The course today was spectacular, a 200ish km journey along the amalfi coast was pretty distracting all day. It was up and down and windy and when you combine that with a fresh peleton you always get a nervous stage. Fortunately despite a number of crashes all the boys in the green cannondale colours stayed upright. I will definately come back here for a holiday and to be perfectly honest there were moments during the race that the water looked so good I considered uncliping and dropping in for a quick dip in the ocean! Anyways I refrained and kept my mind on the job, coughing and spluttering my way though 220km and finally made it to the finish.

The stage ended up having more fireworks than expected and while I did not figure in the final climb I certainly in my own way enjoyed a bit of drama along the way. The final bottle collection is always the hardest one to do, everyone is tired, the race pace is ramping up and above everyone is thirsty! As I had the day off pass and strict orders to go easy on the climb I wanted my teammates to know I was there and contribute something. I knew this bottle grab would be an absolute dog fight to get back to the front, the rd was up down and never straight and all 207 riders were in a single line due to the fact that katusha at that moment decided to turn on the gas and line out the bunch.

Basically it meant onces I was loaded up with 8 bottles for my team mates I had a 5km prologue tearing my way through the bunch absolute full bore and at all times seconds from exploding completely, spotting a gap, sprinting full gas, then repeat and repeat and repeat until I finally got my men in green who were professionally riding right at the front. As our team captain damiano caruso was the first man I found to ensure he was ready for the final climb then distributed the rest about the boys. I knew this was an important bottle drop and no less than 4 of my team mates were out of water, a clear sign on a tuff day and not exactly easy to pop back and grab a fresh bottle!

So once I had dished out the bottles to all my mates, I settled down and started drifting to the back as planned and looked forward to enjoying a nice easy final climb. At this point I reached for a bottle and realised I had given my bottle to sabatini as he also wanted a malodextrine bottle aswell as water which I had on my bike. I knew at the time it was my last bottle also but in this situation you always put your team mates first and hand over whatever you have. Unfortunately today If I ever needed a bottle while racing my bike this was the moment! I was full block of lactic acid! Sickest I can remember being on my bike and I was just wanting that satisfying moment of pouring water down my throat and relaxing for the casual stroll to the finish. But I realised I had no bottle so a moment of relief turned to desperation as all I could think of was water. I looked back for the car but we were on the climb and riders where scattered all over the place and the cars way behind. So I went without till I saw a mechanic I knew from 2010 holding bottles and this was where I realised more than ever, never burn your bridges with people in the sport!

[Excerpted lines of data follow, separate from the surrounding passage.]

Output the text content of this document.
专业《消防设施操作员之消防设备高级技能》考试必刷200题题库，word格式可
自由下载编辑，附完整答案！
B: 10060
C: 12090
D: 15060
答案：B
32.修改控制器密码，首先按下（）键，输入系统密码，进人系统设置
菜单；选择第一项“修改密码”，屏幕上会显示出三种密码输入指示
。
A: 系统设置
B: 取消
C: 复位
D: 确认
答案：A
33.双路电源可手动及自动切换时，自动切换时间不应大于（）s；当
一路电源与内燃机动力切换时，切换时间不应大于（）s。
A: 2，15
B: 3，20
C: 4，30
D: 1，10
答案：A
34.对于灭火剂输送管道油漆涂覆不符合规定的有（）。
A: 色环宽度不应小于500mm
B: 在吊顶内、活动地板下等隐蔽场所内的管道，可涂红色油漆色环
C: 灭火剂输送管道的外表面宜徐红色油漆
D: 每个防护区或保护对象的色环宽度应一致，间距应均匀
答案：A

As politely as possible asked luca who works for another team for a bottle he was holding out for his riders. Upon seeing it was me he quickly thrust the bottle infront of me and I made no fumbles with this one, I grabbed it as smoothly as gary ablett marks a football and finally that satisfying moment of cold aqua to cool me down after such a let's say trying day. Content now I settled into a nice easy group and trundled along toward the finish with a little smile on my face at my good fortune.

So while today I learnt absolutely nothing about how the race was won and lost up the front I was reminded and learnt two very valuable lessons. Firstly never ever hesitate no matter how desperate you are like I was today to put your team mates first. Its highly likely that if you have this relationship with your team mates its because you know they would also do the same for you. And second never burn your bridges, luca probably saved me and health to some extent today and I will ensure I sort him out in the morning to say thankyou. What goes around comes around could not be more applicable to my final 40km today. Cycling's professional peleton is certainly not exempt from this age old addige!

Race data
220km 5Hrs 45min
Heart rate average 135
Power Average 235

Nice easy day (ish) just what my achy sick body needed. Fingers crossed tomorrow is the same!